Mi vida, mi vida, mi vida...

¡es toda para ti!...

Era la canción que Ricardo y Carmen cantaban a todas horas, en la playa o de vuelta a Tafira por los atajos y que siempre acababan a carcajadas, felices. La canción vuelve a los oídos de Carmen. Ahora la canta con su amiga Lola sin poder disimular la alegría que siente ante las maravillosas expectativas que se le ofrecen: «Si había una persona destinada a correr por el mundo, esa era ella», puede leerse en las últimas páginas de La isla y los demonios refiriéndose a Marta Camino. La canción tiene un poder mágico y los temores de Carmen ante la imponente aventura que va a vivir se diluyen de nuevo en la confianza y en el amor depositados en Dick. La futura escritora es consciente de que una etapa de su vida está a punto de cerrarse: «En cuanto salga de aquí entraré en otra parte de mi vida. Se habrá cerrado un libro muy lleno de cosas mías, ahora escribo el epílogo. Y me angustia un poco, me hace sentir extraña y me gustaría escribir todo lo que me pasa, solo por el placer de no sentirme sola...», recapitula en su carta a Consuelo Burell.23 Ese libro lleno de cosas suyas vinculadas a la isla que a Laforet le gustaría escribir será sin duda ninguna su segunda novela, La isla y los demonios.

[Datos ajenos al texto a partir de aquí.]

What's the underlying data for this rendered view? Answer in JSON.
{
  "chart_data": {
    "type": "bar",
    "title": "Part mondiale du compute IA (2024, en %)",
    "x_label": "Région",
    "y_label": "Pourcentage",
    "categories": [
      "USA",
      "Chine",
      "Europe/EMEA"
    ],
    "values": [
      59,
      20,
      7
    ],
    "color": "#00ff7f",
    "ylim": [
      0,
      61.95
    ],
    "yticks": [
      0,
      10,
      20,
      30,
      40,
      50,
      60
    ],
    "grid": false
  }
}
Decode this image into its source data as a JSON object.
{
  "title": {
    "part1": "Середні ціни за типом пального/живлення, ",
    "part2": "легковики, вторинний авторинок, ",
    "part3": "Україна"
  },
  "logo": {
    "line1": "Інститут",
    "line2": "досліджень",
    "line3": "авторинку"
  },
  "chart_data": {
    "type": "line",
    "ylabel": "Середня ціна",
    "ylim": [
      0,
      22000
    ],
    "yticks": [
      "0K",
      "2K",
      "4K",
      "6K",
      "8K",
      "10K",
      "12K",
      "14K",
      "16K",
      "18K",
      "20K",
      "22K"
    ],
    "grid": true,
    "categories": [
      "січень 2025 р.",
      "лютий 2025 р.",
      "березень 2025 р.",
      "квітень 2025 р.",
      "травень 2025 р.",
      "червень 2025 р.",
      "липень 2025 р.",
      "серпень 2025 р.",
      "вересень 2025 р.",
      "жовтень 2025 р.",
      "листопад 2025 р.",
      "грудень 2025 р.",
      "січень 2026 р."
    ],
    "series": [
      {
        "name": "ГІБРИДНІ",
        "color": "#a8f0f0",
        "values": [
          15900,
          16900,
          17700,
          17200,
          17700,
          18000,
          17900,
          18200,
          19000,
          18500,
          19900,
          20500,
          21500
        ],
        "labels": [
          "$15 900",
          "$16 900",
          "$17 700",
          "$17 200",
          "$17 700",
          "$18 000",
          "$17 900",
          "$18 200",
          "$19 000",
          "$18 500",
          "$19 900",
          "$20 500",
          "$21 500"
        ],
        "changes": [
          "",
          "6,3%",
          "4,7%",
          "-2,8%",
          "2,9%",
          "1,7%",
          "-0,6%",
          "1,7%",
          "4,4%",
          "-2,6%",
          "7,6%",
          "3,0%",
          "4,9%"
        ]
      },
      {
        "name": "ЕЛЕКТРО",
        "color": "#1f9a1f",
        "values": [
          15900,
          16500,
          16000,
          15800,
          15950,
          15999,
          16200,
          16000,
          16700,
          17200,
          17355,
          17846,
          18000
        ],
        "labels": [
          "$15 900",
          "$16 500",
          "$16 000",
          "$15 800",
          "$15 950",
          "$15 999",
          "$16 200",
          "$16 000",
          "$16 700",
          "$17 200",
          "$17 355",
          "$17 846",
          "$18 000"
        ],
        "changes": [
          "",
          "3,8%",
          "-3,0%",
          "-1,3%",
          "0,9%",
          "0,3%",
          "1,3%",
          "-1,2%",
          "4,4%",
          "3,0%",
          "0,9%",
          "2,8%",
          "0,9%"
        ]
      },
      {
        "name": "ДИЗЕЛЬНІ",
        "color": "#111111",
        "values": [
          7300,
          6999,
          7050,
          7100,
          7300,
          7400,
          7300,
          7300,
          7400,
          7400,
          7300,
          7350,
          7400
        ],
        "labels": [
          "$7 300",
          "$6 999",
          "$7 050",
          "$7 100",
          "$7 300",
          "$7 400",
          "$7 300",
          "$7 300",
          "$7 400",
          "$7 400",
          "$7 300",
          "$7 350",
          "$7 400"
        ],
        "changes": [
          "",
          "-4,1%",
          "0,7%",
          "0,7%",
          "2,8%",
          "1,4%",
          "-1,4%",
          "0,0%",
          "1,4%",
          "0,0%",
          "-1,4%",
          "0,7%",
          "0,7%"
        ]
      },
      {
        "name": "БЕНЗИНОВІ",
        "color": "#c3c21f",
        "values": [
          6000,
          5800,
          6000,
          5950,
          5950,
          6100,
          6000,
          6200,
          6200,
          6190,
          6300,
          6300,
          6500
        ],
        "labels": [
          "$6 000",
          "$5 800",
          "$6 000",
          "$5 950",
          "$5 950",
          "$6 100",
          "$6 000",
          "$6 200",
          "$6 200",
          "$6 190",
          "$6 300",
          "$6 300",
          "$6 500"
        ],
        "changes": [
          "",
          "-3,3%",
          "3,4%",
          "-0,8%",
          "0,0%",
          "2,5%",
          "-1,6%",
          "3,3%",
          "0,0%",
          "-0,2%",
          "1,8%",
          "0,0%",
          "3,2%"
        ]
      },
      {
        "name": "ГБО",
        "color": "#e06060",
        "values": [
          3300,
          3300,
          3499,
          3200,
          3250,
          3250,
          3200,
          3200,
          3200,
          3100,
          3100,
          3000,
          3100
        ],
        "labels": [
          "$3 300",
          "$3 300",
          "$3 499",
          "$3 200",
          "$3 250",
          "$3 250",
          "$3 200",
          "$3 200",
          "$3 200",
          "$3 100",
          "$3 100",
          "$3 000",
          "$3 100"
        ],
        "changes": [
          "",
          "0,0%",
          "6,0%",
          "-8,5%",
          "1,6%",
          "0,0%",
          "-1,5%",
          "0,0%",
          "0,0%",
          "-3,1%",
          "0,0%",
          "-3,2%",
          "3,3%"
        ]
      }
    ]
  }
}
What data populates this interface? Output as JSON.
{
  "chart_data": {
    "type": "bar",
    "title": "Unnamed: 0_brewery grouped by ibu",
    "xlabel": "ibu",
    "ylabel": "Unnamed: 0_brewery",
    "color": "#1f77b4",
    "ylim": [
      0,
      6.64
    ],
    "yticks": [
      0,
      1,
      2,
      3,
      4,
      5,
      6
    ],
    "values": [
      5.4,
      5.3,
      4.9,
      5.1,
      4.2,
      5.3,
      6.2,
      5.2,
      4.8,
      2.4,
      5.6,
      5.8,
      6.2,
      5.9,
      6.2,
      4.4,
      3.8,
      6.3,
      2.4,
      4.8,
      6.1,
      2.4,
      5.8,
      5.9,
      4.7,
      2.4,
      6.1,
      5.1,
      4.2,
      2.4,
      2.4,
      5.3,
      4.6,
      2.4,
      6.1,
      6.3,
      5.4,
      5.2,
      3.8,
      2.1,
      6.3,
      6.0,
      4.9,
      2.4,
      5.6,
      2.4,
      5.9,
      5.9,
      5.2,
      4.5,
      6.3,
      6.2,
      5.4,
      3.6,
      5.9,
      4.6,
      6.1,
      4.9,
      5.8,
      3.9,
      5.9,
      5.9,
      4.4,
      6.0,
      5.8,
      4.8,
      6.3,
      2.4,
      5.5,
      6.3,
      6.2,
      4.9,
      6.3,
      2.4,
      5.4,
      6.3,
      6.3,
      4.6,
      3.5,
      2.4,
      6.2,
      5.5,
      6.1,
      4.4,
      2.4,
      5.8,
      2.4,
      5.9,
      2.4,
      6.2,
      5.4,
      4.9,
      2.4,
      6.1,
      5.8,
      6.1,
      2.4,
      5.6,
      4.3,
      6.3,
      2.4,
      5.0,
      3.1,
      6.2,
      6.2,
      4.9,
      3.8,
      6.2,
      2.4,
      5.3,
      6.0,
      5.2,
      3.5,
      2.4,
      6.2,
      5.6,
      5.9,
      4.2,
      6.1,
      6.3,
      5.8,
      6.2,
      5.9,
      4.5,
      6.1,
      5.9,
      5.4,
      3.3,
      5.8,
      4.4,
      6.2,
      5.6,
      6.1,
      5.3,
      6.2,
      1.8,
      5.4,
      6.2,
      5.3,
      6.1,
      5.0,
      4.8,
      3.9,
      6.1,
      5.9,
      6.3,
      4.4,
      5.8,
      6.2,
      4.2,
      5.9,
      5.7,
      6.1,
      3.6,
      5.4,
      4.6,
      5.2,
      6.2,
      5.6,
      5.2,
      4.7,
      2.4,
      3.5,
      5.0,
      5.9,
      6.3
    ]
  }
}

Finalmente llega el tan anhelado día de la partida, el 5 de septiembre de 1939. En el muelle la despiden poco antes de la medianoche su padre y sus amigas Lola de la Fe y Julia Cuenca. Su madrastra ni siquiera se toma la molestia de acompañar a su marido y se limita a desearle, con toda la intención, buen viaje a su hijastra. La verdad es que Carmen en ese momento se siente completamente indiferente a la actitud de su madrastra y a la indiferencia que le muestra. Está más que acostumbrada a sus desaires y ella sabe que ya no se van a repetir. Apenas volverán a verse. Sale de su casa de Tafira sin el menor asomo de añoranza. Por fin puede dejar atrás a la bruja que ha oprimido sus años adolescentes,24 aunque también gracias a ella y a su indiferencia ha disfrutado de una libertad inusual entre las jóvenes de su edad. Tan solo una duda en su interior: ¿aprobaría su madre su partida?

Muy pronto, en medio de la noche, las siluetas de los seres queridos se irán borrando de la vista de Carmen, asomada a la barandilla del barco. La ciudad también se aleja bajo las estrellas que se funden con el muelle y ella vive la situación emocionada, con una gran alegría: en su interior sigue cantando en alto su canción blanca (ran, ran, ran...). Se siente libre ante su juventud. Libre y enamorada.